About

Hey, welcome! My name is Laetitia (leh-TEE-see-uh). I am a joint postdoctoral fellow working in the Communication Neuroscience Lab at the University of Pennsylvania and the Princeton Social Neuroscience Lab at Princeton University. My work focuses on the bidirectional interplay between loneliness and brain function, examining how loneliness shapes large-scale brain networks and how those networks, in turn, support people’s ability to connect.

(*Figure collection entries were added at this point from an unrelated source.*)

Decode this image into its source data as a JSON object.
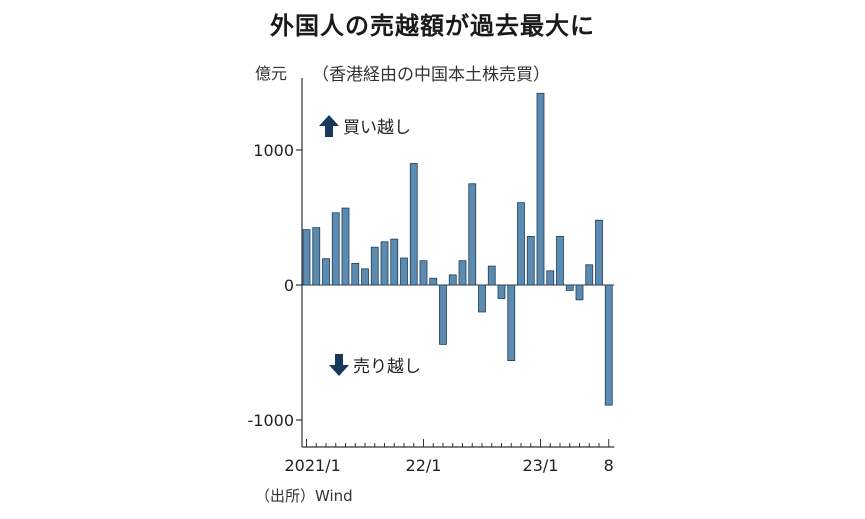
{
  "title": "外国人の売越額が過去最大に",
  "subtitle": "（香港経由の中国本土株売買）",
  "unit": "億元",
  "source": "（出所）Wind",
  "annotations": {
    "buy_label": "買い越し",
    "sell_label": "売り越し"
  },
  "colors": {
    "bar_fill": "#5b8bb0",
    "bar_stroke": "#1f3d57",
    "arrow": "#16395c",
    "axis": "#333333"
  },
  "chart_data": {
    "type": "bar",
    "title": "外国人の売越額が過去最大に",
    "subtitle": "（香港経由の中国本土株売買）",
    "ylabel": "億元",
    "xlabel": "",
    "ylim": [
      -1100,
      1450
    ],
    "yticks": [
      1000,
      0,
      -1000
    ],
    "ytick_labels": [
      "1000",
      "0",
      "-1000"
    ],
    "xtick_labels": [
      {
        "index": 0,
        "label": "2021/1"
      },
      {
        "index": 12,
        "label": "22/1"
      },
      {
        "index": 24,
        "label": "23/1"
      },
      {
        "index": 31,
        "label": "8"
      }
    ],
    "categories": [
      "2021/1",
      "2021/2",
      "2021/3",
      "2021/4",
      "2021/5",
      "2021/6",
      "2021/7",
      "2021/8",
      "2021/9",
      "2021/10",
      "2021/11",
      "2021/12",
      "2022/1",
      "2022/2",
      "2022/3",
      "2022/4",
      "2022/5",
      "2022/6",
      "2022/7",
      "2022/8",
      "2022/9",
      "2022/10",
      "2022/11",
      "2022/12",
      "2023/1",
      "2023/2",
      "2023/3",
      "2023/4",
      "2023/5",
      "2023/6",
      "2023/7",
      "2023/8"
    ],
    "values": [
      410,
      425,
      195,
      535,
      570,
      160,
      120,
      280,
      320,
      340,
      200,
      900,
      180,
      50,
      -440,
      75,
      180,
      750,
      -200,
      140,
      -100,
      -560,
      610,
      360,
      1420,
      105,
      360,
      -40,
      -110,
      150,
      480,
      -890
    ],
    "grid": false,
    "legend": "none"
  }
}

My background is in cognitive neuroscience, with a Ph.D. in neuroscience at McGill University. My dissertation used methods from network neuroscience to examine the neural correlates of state and trait loneliness across the adult lifespan. Currently, as a postdoctoral fellow, I am extending this work to examine whether there are reliable features of a lonely brain, focusing on patterns of connectivity that consistently track with loneliness across people. I am also expanding my research program to investigate how conversation fosters social connection, using fMRI hyperscanning (simultaneous brain imaging of two people) to study how brains align as people engage in real-time conversation.

Research Areas

Loneliness

Illustration related to loneliness and interregional brain connectivity

I am interested in whether loneliness leaves a consistent imprint on the brain’s functional organization. By studying how levels of loneliness relate to large-scale patterns of connectivity across neural systems, I ask what makes the brain of a lonely person systematically different from that of someone who feels more socially connected.

Conversation

Illustration related to conversation and connection

One critical test of a functioning social brain is its ability to interact and connect with others in real time. Most studies investigating the neural mechanisms supporting social interaction have mainly focused on the individual, not the reciprocal social interactions that build social connections. Given that individual variability in social (dis)connection are indeed reflected in the brain, how do these brain systems dynamics support real-time social connection and foster close relationships?

Aging

Illustration related to loneliness, aging, and brain connectivity

Age differences are often observed within- and between-network connectivity across the lifespan. In addition, age-related shifts in socioemotional goals influence the types of relationships people seek to nurture and social cognitive processes needed to support human sociality. In this line of work, I take an individual difference approach in examining whole-brain resting-state functional connectivity to examine how brain functional connectivity change with age, and how these changes shape opportunities for social connection and cognition across the adult lifespan.